Oxa produced by nitrosative stress reacts further with polyamines and DNA binding proteins in cells to form cross-link adducts (25). Therefore, we have examined whether DNA glycosylases can remove cross-link adducts from DNA using Oxa–Sp-containing DNA as a representative adduct. However, none of the DNA glycosylases tested were able to remove Oxa–Sp from DNA (Table 2). We reason that DNA glycosylases that recognize relatively minor base modifications cannot accommodate the bulky Oxa–Sp adduct in the active site pocket. Accordingly, we examined the excision capacity of NER systems for Oxa–Sp that can recognize bulky adducts, such as UV-induced pyrimidine dimers and polycyclic aromatic hydrocarbon adducts (1,54,55,59,60). In keeping with the damage specificity, UvrABC, the prokaryotic NER system, made dual incisions on DNA containing Oxa–Sp but not Oxa (Figure 3A and B), resulting in a 12mer fragment bearing Oxa–Sp.

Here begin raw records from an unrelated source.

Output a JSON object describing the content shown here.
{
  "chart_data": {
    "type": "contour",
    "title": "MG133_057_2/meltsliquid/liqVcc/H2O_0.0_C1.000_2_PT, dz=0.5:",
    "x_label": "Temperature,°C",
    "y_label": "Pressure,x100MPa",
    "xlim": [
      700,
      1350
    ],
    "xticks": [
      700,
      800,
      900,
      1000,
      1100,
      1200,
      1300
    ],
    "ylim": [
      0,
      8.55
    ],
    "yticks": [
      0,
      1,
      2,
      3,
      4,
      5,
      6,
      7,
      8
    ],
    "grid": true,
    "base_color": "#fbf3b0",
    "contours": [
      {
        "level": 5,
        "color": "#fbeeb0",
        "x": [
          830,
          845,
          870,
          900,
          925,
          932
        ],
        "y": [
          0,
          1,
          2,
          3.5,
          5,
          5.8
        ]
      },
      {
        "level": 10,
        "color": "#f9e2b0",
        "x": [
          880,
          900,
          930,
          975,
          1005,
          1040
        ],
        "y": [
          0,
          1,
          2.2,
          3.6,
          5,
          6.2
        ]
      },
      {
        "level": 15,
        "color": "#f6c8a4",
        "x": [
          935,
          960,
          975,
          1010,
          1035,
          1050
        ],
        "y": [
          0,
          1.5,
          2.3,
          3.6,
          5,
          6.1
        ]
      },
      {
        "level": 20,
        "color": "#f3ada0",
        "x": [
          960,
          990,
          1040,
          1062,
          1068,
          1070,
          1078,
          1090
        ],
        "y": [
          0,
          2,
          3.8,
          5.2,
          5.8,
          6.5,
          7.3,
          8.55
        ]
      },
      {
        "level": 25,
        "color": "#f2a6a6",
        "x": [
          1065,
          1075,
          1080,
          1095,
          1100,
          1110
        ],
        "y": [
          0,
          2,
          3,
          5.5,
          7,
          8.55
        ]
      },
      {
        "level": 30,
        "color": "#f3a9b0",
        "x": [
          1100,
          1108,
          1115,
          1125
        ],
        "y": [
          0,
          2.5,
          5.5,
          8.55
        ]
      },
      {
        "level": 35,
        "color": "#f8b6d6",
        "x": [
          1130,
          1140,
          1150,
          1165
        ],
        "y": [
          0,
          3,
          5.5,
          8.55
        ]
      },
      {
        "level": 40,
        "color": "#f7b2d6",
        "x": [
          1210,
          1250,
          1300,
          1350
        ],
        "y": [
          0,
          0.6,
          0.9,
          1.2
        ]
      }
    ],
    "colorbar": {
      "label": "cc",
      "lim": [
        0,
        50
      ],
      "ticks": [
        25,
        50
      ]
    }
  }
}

The incision of Oxa–Sp DNA by UvrABC was fairly efficient (Figure 3C). The specific incision by UvrABC was further substantiated by CFEs from SOS-induced E.coli where the transcription of the uvrA and uvrB genes are activated (Figure 3D). Previous genetic analyses of E.coli strains defective in various DNA repair pathways suggest that NER and recombination repair constitute a defense mechanism against the genotoxic effects conferred by NO and nitrous acid (11,61–64). Nitrosative stress also induce the SOS response in Salmonella enterica, though the response seems to be attributable to the inhibition of DNA replication due to zinc mobilization rather than DNA damage (65). Assuming a similar response to NO in E.coli, it is possible that UvrABC contributes to the defense against nitrosative stress by removing genotoxic cross-link adducts.

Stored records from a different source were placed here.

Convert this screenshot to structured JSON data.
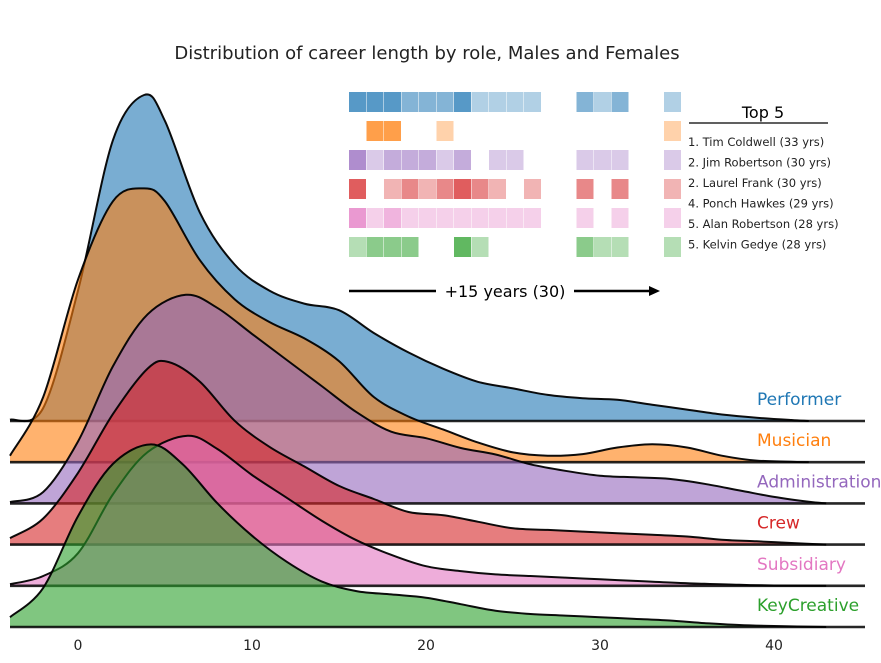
{
  "chart_data": {
    "type": "area",
    "title": "Distribution of career length by role, Males and Females",
    "xlim": [
      -4,
      45
    ],
    "xticks": [
      0,
      10,
      20,
      30,
      40
    ],
    "grid": false,
    "legend_placement": "right, per-ridge labels",
    "series": [
      {
        "name": "Performer",
        "color": "#1f77b4",
        "points": [
          [
            -4,
            0.004
          ],
          [
            -2,
            0.04
          ],
          [
            0,
            0.4
          ],
          [
            2,
            0.86
          ],
          [
            3.8,
            1.0
          ],
          [
            5,
            0.92
          ],
          [
            7,
            0.64
          ],
          [
            9,
            0.48
          ],
          [
            11,
            0.4
          ],
          [
            13,
            0.36
          ],
          [
            15,
            0.34
          ],
          [
            17,
            0.27
          ],
          [
            19,
            0.21
          ],
          [
            21,
            0.16
          ],
          [
            23,
            0.12
          ],
          [
            25,
            0.1
          ],
          [
            27,
            0.08
          ],
          [
            29,
            0.07
          ],
          [
            31,
            0.065
          ],
          [
            33,
            0.05
          ],
          [
            35,
            0.035
          ],
          [
            37,
            0.02
          ],
          [
            39,
            0.01
          ],
          [
            41,
            0.003
          ],
          [
            42,
            0.0
          ]
        ]
      },
      {
        "name": "Musician",
        "color": "#ff7f0e",
        "points": [
          [
            -4,
            0.02
          ],
          [
            -2,
            0.2
          ],
          [
            0,
            0.56
          ],
          [
            2,
            0.8
          ],
          [
            3.8,
            0.84
          ],
          [
            5,
            0.8
          ],
          [
            7,
            0.62
          ],
          [
            9,
            0.5
          ],
          [
            11,
            0.43
          ],
          [
            13,
            0.38
          ],
          [
            15,
            0.31
          ],
          [
            17,
            0.2
          ],
          [
            19,
            0.14
          ],
          [
            21,
            0.1
          ],
          [
            23,
            0.06
          ],
          [
            25,
            0.03
          ],
          [
            27,
            0.02
          ],
          [
            29,
            0.025
          ],
          [
            31,
            0.045
          ],
          [
            33,
            0.055
          ],
          [
            35,
            0.045
          ],
          [
            37,
            0.02
          ],
          [
            39,
            0.005
          ],
          [
            42,
            0.0
          ]
        ]
      },
      {
        "name": "Administration",
        "color": "#9467bd",
        "points": [
          [
            -4,
            0.004
          ],
          [
            -2,
            0.035
          ],
          [
            0,
            0.19
          ],
          [
            2,
            0.42
          ],
          [
            4,
            0.58
          ],
          [
            6.2,
            0.64
          ],
          [
            8,
            0.6
          ],
          [
            10,
            0.52
          ],
          [
            12,
            0.44
          ],
          [
            14,
            0.36
          ],
          [
            16,
            0.28
          ],
          [
            18,
            0.22
          ],
          [
            20,
            0.2
          ],
          [
            22,
            0.17
          ],
          [
            24,
            0.15
          ],
          [
            26,
            0.12
          ],
          [
            28,
            0.1
          ],
          [
            30,
            0.085
          ],
          [
            32,
            0.08
          ],
          [
            34,
            0.075
          ],
          [
            36,
            0.06
          ],
          [
            38,
            0.04
          ],
          [
            40,
            0.02
          ],
          [
            42,
            0.005
          ],
          [
            43,
            0.0
          ]
        ]
      },
      {
        "name": "Crew",
        "color": "#d62728",
        "points": [
          [
            -4,
            0.02
          ],
          [
            -2,
            0.08
          ],
          [
            0,
            0.22
          ],
          [
            2,
            0.4
          ],
          [
            4,
            0.54
          ],
          [
            5.2,
            0.56
          ],
          [
            7,
            0.5
          ],
          [
            9,
            0.38
          ],
          [
            11,
            0.3
          ],
          [
            13,
            0.24
          ],
          [
            15,
            0.18
          ],
          [
            17,
            0.14
          ],
          [
            19,
            0.1
          ],
          [
            21,
            0.09
          ],
          [
            23,
            0.07
          ],
          [
            25,
            0.05
          ],
          [
            27,
            0.045
          ],
          [
            29,
            0.04
          ],
          [
            31,
            0.035
          ],
          [
            33,
            0.03
          ],
          [
            35,
            0.025
          ],
          [
            37,
            0.015
          ],
          [
            39,
            0.01
          ],
          [
            41,
            0.005
          ],
          [
            43,
            0.0
          ]
        ]
      },
      {
        "name": "Subsidiary",
        "color": "#e377c2",
        "points": [
          [
            -4,
            0.005
          ],
          [
            -2,
            0.03
          ],
          [
            0,
            0.1
          ],
          [
            2,
            0.28
          ],
          [
            4,
            0.41
          ],
          [
            6.3,
            0.46
          ],
          [
            8,
            0.42
          ],
          [
            10,
            0.34
          ],
          [
            12,
            0.27
          ],
          [
            14,
            0.2
          ],
          [
            16,
            0.14
          ],
          [
            18,
            0.095
          ],
          [
            20,
            0.06
          ],
          [
            22,
            0.045
          ],
          [
            24,
            0.035
          ],
          [
            26,
            0.03
          ],
          [
            28,
            0.025
          ],
          [
            30,
            0.02
          ],
          [
            32,
            0.015
          ],
          [
            34,
            0.01
          ],
          [
            36,
            0.006
          ],
          [
            38,
            0.003
          ],
          [
            40,
            0.001
          ],
          [
            43,
            0.0
          ]
        ]
      },
      {
        "name": "KeyCreative",
        "color": "#2ca02c",
        "points": [
          [
            -4,
            0.03
          ],
          [
            -2,
            0.12
          ],
          [
            0,
            0.34
          ],
          [
            2,
            0.5
          ],
          [
            4.2,
            0.56
          ],
          [
            6,
            0.5
          ],
          [
            8,
            0.38
          ],
          [
            10,
            0.28
          ],
          [
            12,
            0.2
          ],
          [
            14,
            0.14
          ],
          [
            16,
            0.11
          ],
          [
            18,
            0.1
          ],
          [
            20,
            0.09
          ],
          [
            22,
            0.07
          ],
          [
            24,
            0.05
          ],
          [
            26,
            0.04
          ],
          [
            28,
            0.035
          ],
          [
            30,
            0.03
          ],
          [
            32,
            0.025
          ],
          [
            34,
            0.02
          ],
          [
            36,
            0.012
          ],
          [
            38,
            0.006
          ],
          [
            40,
            0.003
          ],
          [
            43,
            0.0
          ]
        ]
      }
    ],
    "inset": {
      "title": "Top 5",
      "arrow_label": "+15 years (30)",
      "top5": [
        "1. Tim Coldwell (33 yrs)",
        "2. Jim Robertson (30 yrs)",
        "2. Laurel Frank (30 yrs)",
        "4. Ponch Hawkes (29 yrs)",
        "5. Alan Robertson (28 yrs)",
        "5. Kelvin Gedye (28 yrs)"
      ],
      "grid_rows": [
        {
          "role": "Performer",
          "color": "#1f77b4",
          "levels": [
            3,
            3,
            3,
            2,
            2,
            2,
            3,
            1,
            1,
            1,
            1,
            0,
            0,
            2,
            1,
            2,
            0,
            0,
            1
          ]
        },
        {
          "role": "Musician",
          "color": "#ff7f0e",
          "levels": [
            0,
            3,
            3,
            0,
            0,
            1,
            0,
            0,
            0,
            0,
            0,
            0,
            0,
            0,
            0,
            0,
            0,
            0,
            1
          ]
        },
        {
          "role": "Administration",
          "color": "#9467bd",
          "levels": [
            3,
            1,
            2,
            2,
            2,
            1,
            2,
            0,
            1,
            1,
            0,
            0,
            0,
            1,
            1,
            1,
            0,
            0,
            1
          ]
        },
        {
          "role": "Crew",
          "color": "#d62728",
          "levels": [
            3,
            0,
            1,
            2,
            1,
            2,
            3,
            2,
            1,
            0,
            1,
            0,
            0,
            2,
            0,
            2,
            0,
            0,
            1
          ]
        },
        {
          "role": "Subsidiary",
          "color": "#e377c2",
          "levels": [
            3,
            1,
            2,
            1,
            1,
            1,
            1,
            1,
            1,
            1,
            1,
            0,
            0,
            1,
            0,
            1,
            0,
            0,
            1
          ]
        },
        {
          "role": "KeyCreative",
          "color": "#2ca02c",
          "levels": [
            1,
            2,
            2,
            2,
            0,
            0,
            3,
            1,
            0,
            0,
            0,
            0,
            0,
            2,
            1,
            1,
            0,
            0,
            1
          ]
        }
      ]
    }
  }
}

We have also found that DNA containing Oxa–Sp is specifically incised by CFE2s from NER-proficient HeLa cells (Figure 4D), and that the incision efficiency for Oxa–Sp is comparable to that for FL (a control substrate) (Figure 4B). The coupled dual incisions and their sites observed for Oxa–Sp (Figure 4C) are characteristic of the human NER system (1,53–55). Together with the activity complementation experiments with XPA and XPF CFE2s (Figure 4D), the present data demonstrate that Oxa–Sp is processed by the NER system in human cells when the lesion is generated by NO. Conversely, in keeping with its non-bulky nature, Oxa-containing DNA was not cleaved by human CFE2s. In this study, we have not tested Oxa-protein cross-link adducts for NER enzymes or CFEs, which are more bulky than Oxa–Sp. It has been recently shown that UvrABC nuclease makes dual incisions on a substrate containing a cross-link adduct between DNA and phage T4 Endo V, which was prepared by the borohydride trapping of a reaction intermediate (66,67). This suggests that Oxa–protein cross-links adducts generated by nitrosative stress could be processed similarly by the NER pathway.

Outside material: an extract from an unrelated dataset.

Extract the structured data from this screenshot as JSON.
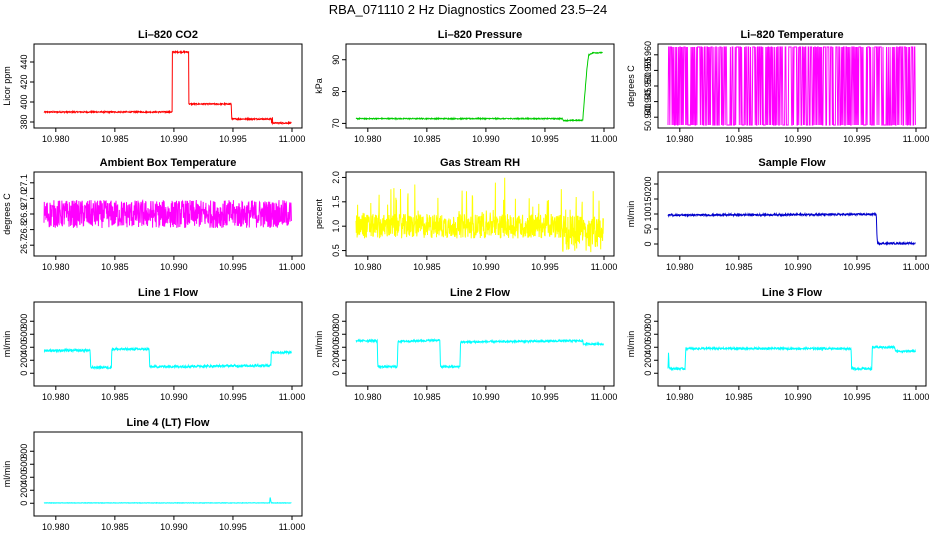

In summary, we have analyzed the excision activity of E.coli and human BER and NER enzymes for Oxa and Oxa–Sp. Oxa is poorly excised from DNA by BER and NER enzymes, whereas DNA containing Oxa–Sp is efficiently incised by NER but not BER enzymes. Combining the present and published data on the repair of guanine lesions generated by nitrosative stress (Xan, Oxa and Oxa–Sp), Xan is repaired by the BER pathway (or an alternative repair pathway in E.coli), and the Oxa–Sp cross-link adduct is repaired by the NER pathway. The repair mechanism of Oxa remains to be established and further studies are necessary.